Einbruch
Horror mitten in der Nacht: Einbrecher im Schlafzimmer

Ein Fremder im eigenen Schlafzimmer - eine Horrorvorstellung. Für Gaby G. ist dieser Horror Realität geworden.

Donnerstag, 05.08.2010, 09:08 Uhr

Dienstag früh, 1.45 Uhr. Gaby G., Inhaberin des Steakhouses „Scharfer Zahn“ an der Wolbecker Straße, schläft tief und fest in ihrem Bett, das sich in einem Hinterzimmer des Restaurants befindet. Plötzlich schreckt sie auf. „Ich hörte Geräusche, dann ging die Tür zum Schlafzimmer auf“, erinnert sich die 37-Jährige.
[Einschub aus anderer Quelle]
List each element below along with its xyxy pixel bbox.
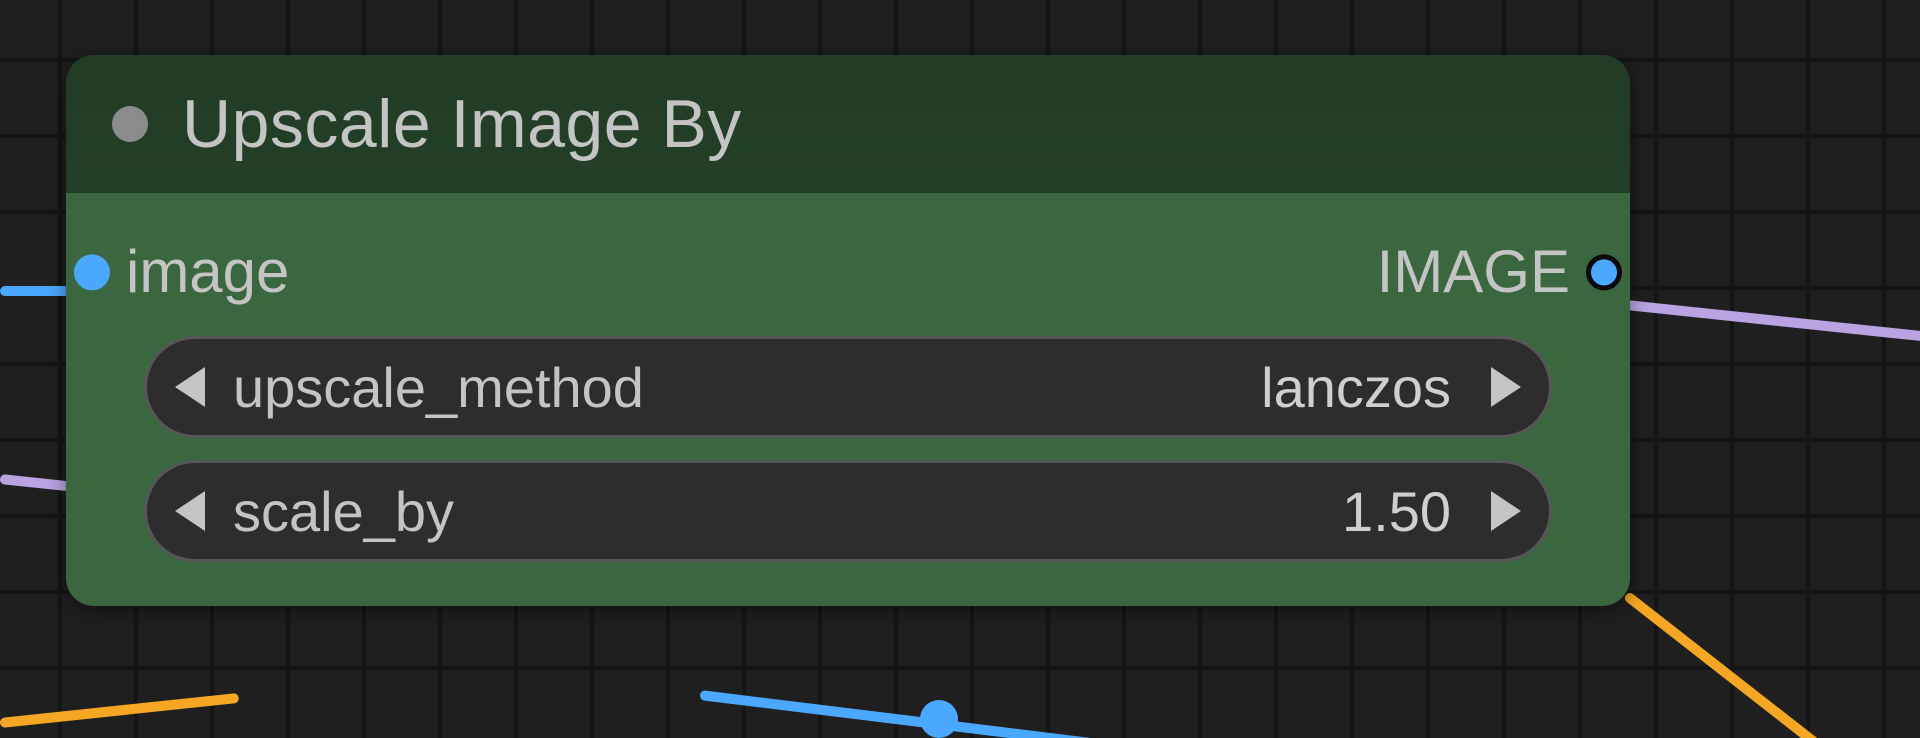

Ihr erster Gedanke: mein Sohn. „Daniel, bist du´s?“ ruft sie in die Dunkelheit. Keine Antwort. Stattdessen bemerkt sie, wie ein dunkler Schatten aus dem Flur vor ihrem Schlafzimmer verschwindet.

Gaby G. steht auf, schlaftrunken und voller Angst. Sie geht in den Flur, schaut durch eine Tür, die in einen weiteren Flur führt. Er ist hell erleuchtet, hinten, am anderen Ende, steht die Hoftür offen. Zu sehen ist niemand. Der Einbrecher ist bereits über alle Berge.

Erst am Tag danach begreift die 37-Jährige so richtig, was in der Nacht zuvor in ihrer Wohnung vor sich gegangen ist. „Erst dachte ich, dass ich das alles nur geträumt habe.“ Solche Gedanken sind spätestens verschwunden, als sie feststellt, dass ihr Portemonnaie - Inhalt: 200 Euro - fehlt und der Unbekannte zudem den Schlüssel der Hoftür mitgenommen hat. Damit sind letzte Zweifel ausgeräumt: Die Person in ihrem Schlafzimmer war ein Einbrecher. „Was für eine schreckliche Vorstellung“, sagt Gaby G., „ich bin immer noch ganz durcheinander“.

Und voller Angst. Am Dienstag ruft sie ihren Sohn an, damit sie die folgende Nacht nicht allein in ihrer Wohnung verbringen muss. Und sie beginnt, sich zu verbarrikadieren. Unter die Klinke einer Flurtür hat sie ein Kantholz geschoben, vor einer anderen liegt ein schwerer Stein. Das Schloss, dessen Schlüssel der Einbrecher mitgehen ließ, ist mittlerweile ausgetauscht worden.

Sogar bauliche Veränderungen sind in Planung. Vermutlich gelangte der Unbekannte in den Hausflur, als Mieter ihre Fahrräder in den Hauskeller schoben und die Tür zur Straße einen Moment unbeobachtet offen stehen ließen. „Bald werden sie nicht mehr durch meinen Flur müssen, um in den Fahrradkeller zu gelangen“, sagt Gaby G.

Dann entschuldigt sie sich: „Mir geht es immer noch ganz komisch.“ Der Horror von Dienstagnacht - er wird sie wohl noch einige Zeit weiter verfolgen.